The Role of Lysosomal Acid Lipase in Hepatic Cholesterol Metabolism and Non-Alcoholic Fatty Liver Disease

Abstract

Non-alcoholic fatty liver disease (NAFLD) is characterized by the accumulation of lipid droplets (LD) in hepatocytes. NAFLD development and progression is associated with an increase in hepatic cholesterol levels and decreased autophagy and lipophagy flux. Previous studies have shown that the expression of lysosomal acid lipase (LAL, encoded by the gene LIPA), which can hydrolyze both triglyceride and cholesteryl esters, is inversely correlated with the severity of NAFLD. Here, we examine how LAL dysfunction promotes the unregulated synthesis of cholesterol and whether LAL overexpression protects against the development of NAFLD. We used a combination of LAL inhibition and knockdown to evaluate how cholesterol liberated from LAL regulates sterol regulatory element binding protein 2 (SREBP2). Our data indicates that the lysosomal cholesterol pool that regulates SREBP2 is heavily reliant on exogenous lipid sources and is converted into oxysterols to provide negative feedback. We also predicted that overexpressing LIPA in the livers of mice fed a Western diet would prevent the development of NAFLD. As expected, mice fed the Western diet exhibited numerous markers of NAFLD, including hepatomegaly, lipid accumulation, and inflammation. Unexpectedly, LAL overexpression did not attenuate steatosis and had only minor effects on neutral lipid composition. However, LAL overexpression exacerbated inflammatory gene expression and infiltration of immune cells in mice fed the Western diet.
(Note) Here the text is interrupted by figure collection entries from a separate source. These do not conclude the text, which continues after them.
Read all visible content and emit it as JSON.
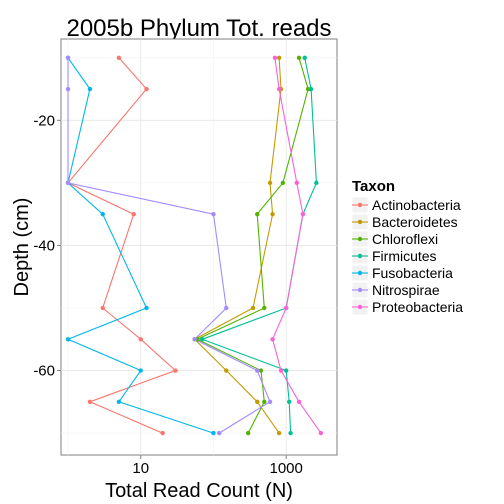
{
  "chart_data": {
    "type": "line",
    "title": "2005b Phylum Tot. reads",
    "xlabel": "Total Read Count (N)",
    "ylabel": "Depth (cm)",
    "x_scale": "log10",
    "xlim": [
      0.8,
      5000
    ],
    "ylim": [
      -73.5,
      -7.0
    ],
    "x_ticks": [
      {
        "value": 10,
        "label": "10"
      },
      {
        "value": 1000,
        "label": "1000"
      }
    ],
    "y_ticks": [
      {
        "value": -20,
        "label": "-20"
      },
      {
        "value": -40,
        "label": "-40"
      },
      {
        "value": -60,
        "label": "-60"
      }
    ],
    "grid": true,
    "legend": {
      "title": "Taxon",
      "position": "right"
    },
    "depths": [
      -10,
      -15,
      -30,
      -35,
      -50,
      -55,
      -60,
      -65,
      -70
    ],
    "series": [
      {
        "name": "Actinobacteria",
        "color": "#F8766D",
        "x": [
          5,
          12,
          1,
          8,
          3,
          10,
          30,
          2,
          20
        ]
      },
      {
        "name": "Bacteroidetes",
        "color": "#C49A00",
        "x": [
          800,
          850,
          600,
          650,
          350,
          55,
          150,
          400,
          800
        ]
      },
      {
        "name": "Chloroflexi",
        "color": "#53B400",
        "x": [
          1500,
          2000,
          900,
          400,
          500,
          60,
          450,
          500,
          300
        ]
      },
      {
        "name": "Firmicutes",
        "color": "#00C094",
        "x": [
          1800,
          2200,
          2600,
          1700,
          1000,
          70,
          1000,
          1100,
          1150
        ]
      },
      {
        "name": "Fusobacteria",
        "color": "#00B6EB",
        "x": [
          1,
          2,
          1,
          3,
          12,
          1,
          10,
          5,
          100
        ]
      },
      {
        "name": "Nitrospirae",
        "color": "#A58AFF",
        "x": [
          1,
          1,
          1,
          100,
          150,
          55,
          400,
          600,
          120
        ]
      },
      {
        "name": "Proteobacteria",
        "color": "#FB61D7",
        "x": [
          700,
          800,
          1400,
          1700,
          1000,
          650,
          850,
          1500,
          3000
        ]
      }
    ]
  }
}
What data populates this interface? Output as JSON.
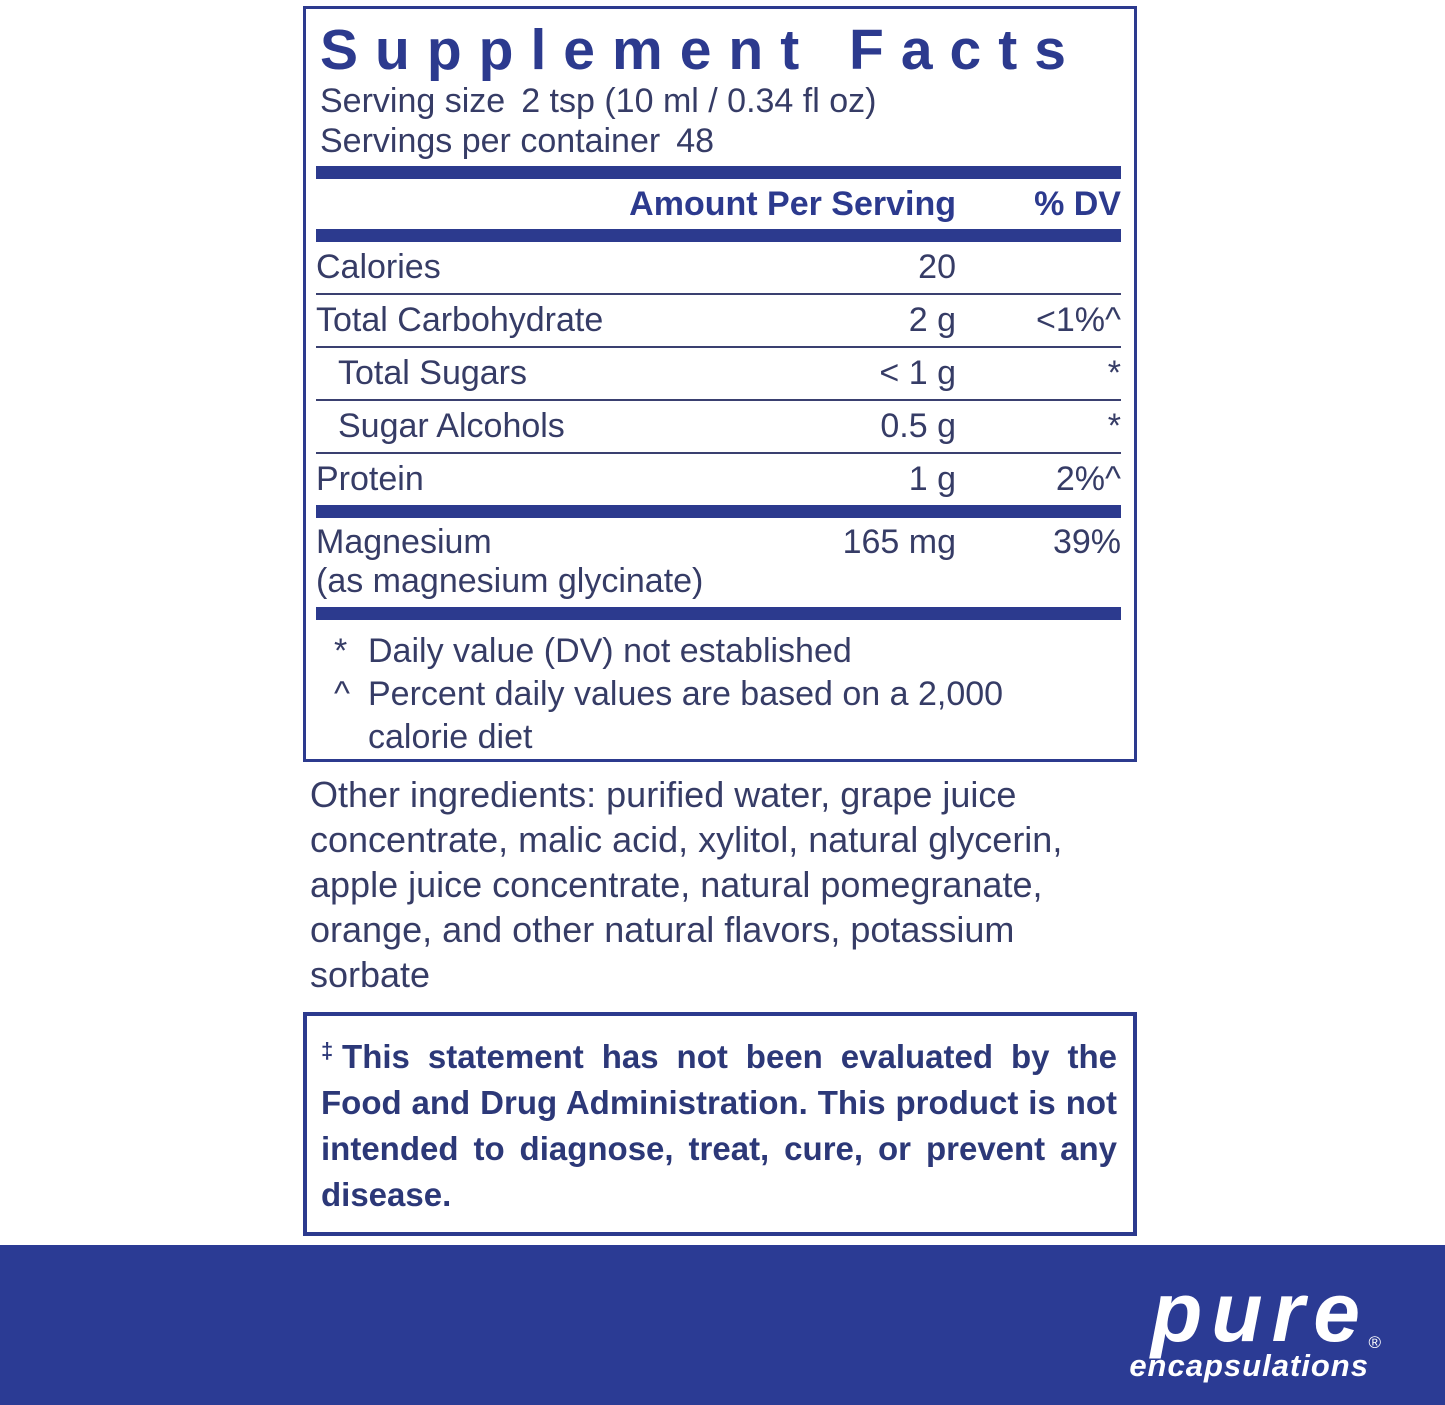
{
  "panel": {
    "title": "Supplement Facts",
    "serving_size_label": "Serving size",
    "serving_size_value": "2 tsp (10 ml / 0.34 fl oz)",
    "servings_per_container_label": "Servings per container",
    "servings_per_container_value": "48",
    "columns": {
      "amount": "Amount Per Serving",
      "dv": "% DV"
    },
    "rows": [
      {
        "name": "Calories",
        "amount": "20",
        "dv": ""
      },
      {
        "name": "Total Carbohydrate",
        "amount": "2 g",
        "dv": "<1%^"
      },
      {
        "name": "Total Sugars",
        "amount": "< 1 g",
        "dv": "*"
      },
      {
        "name": "Sugar Alcohols",
        "amount": "0.5 g",
        "dv": "*"
      },
      {
        "name": "Protein",
        "amount": "1 g",
        "dv": "2%^"
      }
    ],
    "nutrient": {
      "name": "Magnesium",
      "subname": "(as magnesium glycinate)",
      "amount": "165 mg",
      "dv": "39%"
    },
    "footnotes": [
      {
        "symbol": "*",
        "text": "Daily value (DV) not established"
      },
      {
        "symbol": "^",
        "text": "Percent daily values are based on a 2,000 calorie diet"
      }
    ]
  },
  "other_ingredients": "Other ingredients: purified water, grape juice concentrate, malic acid, xylitol, natural glycerin, apple juice concentrate, natural pomegranate, orange, and other natural flavors, potassium sorbate",
  "disclaimer": {
    "symbol": "‡",
    "text": "This statement has not been evaluated by the Food and Drug Administration. This product is not intended to diagnose, treat, cure, or prevent any disease."
  },
  "brand": {
    "name": "pure",
    "subname": "encapsulations",
    "registered": "®"
  },
  "colors": {
    "navy": "#2c3a8e",
    "body_text": "#363c66",
    "footer_blue": "#2b3b94",
    "logo_white": "#ffffff"
  }
}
LAL overexpression also resulted in abnormal phagosome accumulation and lysosomal lipid accumulation depending upon the dietary treatment. Overall, we show a disconnect in the regulation of cholesterol resulting from LAL knockdown versus overexpression. While knockdown results in a broken feedback loop, the overexpression of LAL does not significantly alter cholesterol pools. Ultimately, hepatic overexpression of LAL drives immune cell infiltration and inflammation and does not attenuate the development of NAFLD, suggesting that targeting LAL expression may not be a viable route to treat NAFLD in humans.